Corollary to Pain-Driven Development
Sometimes a pain can be so slight, but so endemic, that you become numb to pain. An alternative solution doesn’t seem like it will be that much better, since you’ve become adjusted to the more difficult design or tool. This tends to close your mind to opportunities that the new design or tool provides. For example, we used the HBM NHibernate mapping files for a long time because we were all quite familiar with using them, and didn’t cause that much pain. However, Fluent NHibernate opened new doors that our numbness to the HBM pain was actually an opportunity cost because we couldn’t take advantage of things like conventions to drastically reduce the amount of manual mapping code we needed.
So while the current design may not incur too much pain, we still have to be aware of the opportunities alternative designs might afford us.
Technique #3: Iterative Design
Another big issue I’ve seen with long-lived codebases is that although good design concepts are introduced, they are sparsely, almost randomly applied to the outside observer. Improving the architecture of a system is good, but leaving a trail of decaying, older designs still in the codebase can cripple further innovation. When we encounter a system-wide pain, we don’t just fix it in one or two spots. Instead, we estimate the cost to apply the fix system-wide. Only once we’ve applied the design system-wide will we try to apply the next iteration in our design.

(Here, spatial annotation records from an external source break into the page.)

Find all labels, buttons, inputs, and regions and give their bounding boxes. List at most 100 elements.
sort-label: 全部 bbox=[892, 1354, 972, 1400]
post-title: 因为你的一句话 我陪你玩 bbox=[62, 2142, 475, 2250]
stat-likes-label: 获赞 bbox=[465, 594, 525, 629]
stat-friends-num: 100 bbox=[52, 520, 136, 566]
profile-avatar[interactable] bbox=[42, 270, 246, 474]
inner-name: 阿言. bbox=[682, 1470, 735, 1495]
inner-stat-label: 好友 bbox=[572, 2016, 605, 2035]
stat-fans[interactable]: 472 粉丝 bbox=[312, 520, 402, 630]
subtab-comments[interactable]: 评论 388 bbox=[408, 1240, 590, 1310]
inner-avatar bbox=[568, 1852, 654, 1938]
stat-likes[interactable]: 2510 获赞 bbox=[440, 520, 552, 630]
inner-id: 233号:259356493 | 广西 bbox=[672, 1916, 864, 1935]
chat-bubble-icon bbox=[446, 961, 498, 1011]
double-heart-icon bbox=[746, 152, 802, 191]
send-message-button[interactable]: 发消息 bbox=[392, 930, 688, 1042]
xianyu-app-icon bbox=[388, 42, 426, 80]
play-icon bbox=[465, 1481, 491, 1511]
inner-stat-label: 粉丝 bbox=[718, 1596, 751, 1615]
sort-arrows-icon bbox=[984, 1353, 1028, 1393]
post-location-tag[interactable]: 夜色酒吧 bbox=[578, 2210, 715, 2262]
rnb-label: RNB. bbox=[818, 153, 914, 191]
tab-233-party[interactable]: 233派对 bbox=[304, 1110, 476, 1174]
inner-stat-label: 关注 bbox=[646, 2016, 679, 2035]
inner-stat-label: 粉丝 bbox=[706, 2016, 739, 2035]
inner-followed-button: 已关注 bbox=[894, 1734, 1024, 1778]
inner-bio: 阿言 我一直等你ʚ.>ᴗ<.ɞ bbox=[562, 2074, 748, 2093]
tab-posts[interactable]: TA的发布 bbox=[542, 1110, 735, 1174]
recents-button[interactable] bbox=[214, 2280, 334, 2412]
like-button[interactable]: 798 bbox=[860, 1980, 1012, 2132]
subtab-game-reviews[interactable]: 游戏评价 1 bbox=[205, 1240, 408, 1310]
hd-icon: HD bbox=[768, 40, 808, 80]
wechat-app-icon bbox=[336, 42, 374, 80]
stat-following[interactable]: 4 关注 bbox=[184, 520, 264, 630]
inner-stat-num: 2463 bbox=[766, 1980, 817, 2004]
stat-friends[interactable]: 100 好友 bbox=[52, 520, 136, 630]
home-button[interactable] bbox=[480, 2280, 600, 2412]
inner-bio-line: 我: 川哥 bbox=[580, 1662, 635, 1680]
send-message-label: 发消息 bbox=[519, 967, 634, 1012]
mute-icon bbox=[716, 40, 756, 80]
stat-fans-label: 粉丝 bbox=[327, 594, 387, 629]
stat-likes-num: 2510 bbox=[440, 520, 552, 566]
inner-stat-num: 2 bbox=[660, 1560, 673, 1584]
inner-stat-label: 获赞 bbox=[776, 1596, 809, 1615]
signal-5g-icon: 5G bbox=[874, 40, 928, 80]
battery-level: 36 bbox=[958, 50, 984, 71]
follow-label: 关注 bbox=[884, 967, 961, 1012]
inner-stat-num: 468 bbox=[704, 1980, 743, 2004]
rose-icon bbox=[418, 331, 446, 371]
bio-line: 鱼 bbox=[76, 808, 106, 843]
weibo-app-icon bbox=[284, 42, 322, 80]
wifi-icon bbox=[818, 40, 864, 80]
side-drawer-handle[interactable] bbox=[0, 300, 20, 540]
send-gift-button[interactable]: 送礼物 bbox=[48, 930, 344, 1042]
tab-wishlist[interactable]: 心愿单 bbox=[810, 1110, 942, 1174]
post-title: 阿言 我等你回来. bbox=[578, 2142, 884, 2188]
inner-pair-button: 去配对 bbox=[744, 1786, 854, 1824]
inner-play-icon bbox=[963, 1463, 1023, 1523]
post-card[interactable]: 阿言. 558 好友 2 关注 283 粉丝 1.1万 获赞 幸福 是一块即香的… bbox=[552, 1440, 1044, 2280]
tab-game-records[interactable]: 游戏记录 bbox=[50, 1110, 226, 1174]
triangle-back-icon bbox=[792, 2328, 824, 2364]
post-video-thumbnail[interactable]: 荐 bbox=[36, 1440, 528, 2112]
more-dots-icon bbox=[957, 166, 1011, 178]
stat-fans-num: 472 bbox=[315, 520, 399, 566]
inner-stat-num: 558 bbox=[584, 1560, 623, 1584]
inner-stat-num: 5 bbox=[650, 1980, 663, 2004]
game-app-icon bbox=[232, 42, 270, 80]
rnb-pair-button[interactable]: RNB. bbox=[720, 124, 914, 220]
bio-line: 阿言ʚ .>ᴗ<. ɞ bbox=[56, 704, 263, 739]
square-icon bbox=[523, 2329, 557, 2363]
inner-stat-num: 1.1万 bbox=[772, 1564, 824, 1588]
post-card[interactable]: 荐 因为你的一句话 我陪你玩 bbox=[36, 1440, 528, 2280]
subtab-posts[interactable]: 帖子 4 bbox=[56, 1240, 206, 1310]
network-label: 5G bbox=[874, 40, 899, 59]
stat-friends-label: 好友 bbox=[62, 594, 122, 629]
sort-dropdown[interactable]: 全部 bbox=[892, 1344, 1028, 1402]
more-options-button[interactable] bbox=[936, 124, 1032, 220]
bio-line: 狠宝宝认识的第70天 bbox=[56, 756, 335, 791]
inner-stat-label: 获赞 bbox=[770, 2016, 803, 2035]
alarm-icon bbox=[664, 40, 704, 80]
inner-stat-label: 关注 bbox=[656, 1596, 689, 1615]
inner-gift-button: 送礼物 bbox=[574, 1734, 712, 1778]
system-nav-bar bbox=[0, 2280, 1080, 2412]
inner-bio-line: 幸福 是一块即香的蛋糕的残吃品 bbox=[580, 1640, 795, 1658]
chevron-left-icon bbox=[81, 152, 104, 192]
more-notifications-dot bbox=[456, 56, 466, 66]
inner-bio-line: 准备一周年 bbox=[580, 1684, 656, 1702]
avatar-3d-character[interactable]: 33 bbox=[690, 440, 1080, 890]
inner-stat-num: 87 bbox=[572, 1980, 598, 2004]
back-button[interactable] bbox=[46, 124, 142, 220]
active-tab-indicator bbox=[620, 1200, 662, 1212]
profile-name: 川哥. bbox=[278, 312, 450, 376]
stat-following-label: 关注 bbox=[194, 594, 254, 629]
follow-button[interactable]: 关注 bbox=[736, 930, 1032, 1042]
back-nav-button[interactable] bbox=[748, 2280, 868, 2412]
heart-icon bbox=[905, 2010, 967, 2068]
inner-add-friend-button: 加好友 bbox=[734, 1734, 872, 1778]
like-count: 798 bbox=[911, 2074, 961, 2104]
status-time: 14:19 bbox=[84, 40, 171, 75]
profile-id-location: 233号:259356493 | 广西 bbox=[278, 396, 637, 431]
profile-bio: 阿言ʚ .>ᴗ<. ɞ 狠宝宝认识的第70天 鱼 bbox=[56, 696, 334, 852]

The benefits to this approach are several. With several older designs in our system in varying degrees in the evolution of our system, it becomes harder and harder to determine what the “right” design is. If we have a system-wide concept that we only improve one spot at a time, we wind up with a looooong trail of various designs, and it becomes that much harder to find what the next step is. When it comes to system-wide architecture and design, the more examples we have of the current design, the better our next choice will be.
I could go on forever on other techniques, such as DRY, Responsibility-Driven Design, Convention over Configuration, Last Responsible Moment, Simplest Thing that Could Possibly Work and more. Since some decisions are not easily reversible, we would like to wait until we have as much information as possible before making a long-lasting, costly to reverse decision. When it comes to choosing between something like Rails or ASP.NET MVC, it would be only responsible to ask as many questions as possible before we make our final decision. Or choosing between Active Record or the Domain Model pattern. Are we in that 5% slice that actually needs DDD? Or is it just 5% of our current application that might require DDD? These are tough questions to answer, and there’s not always all the information you need to know where to go.
In my experience, I’ve found that choosing the simplest thing that could possibly work is a great starting point, and applying iterative design as we go tends to produce the best final result.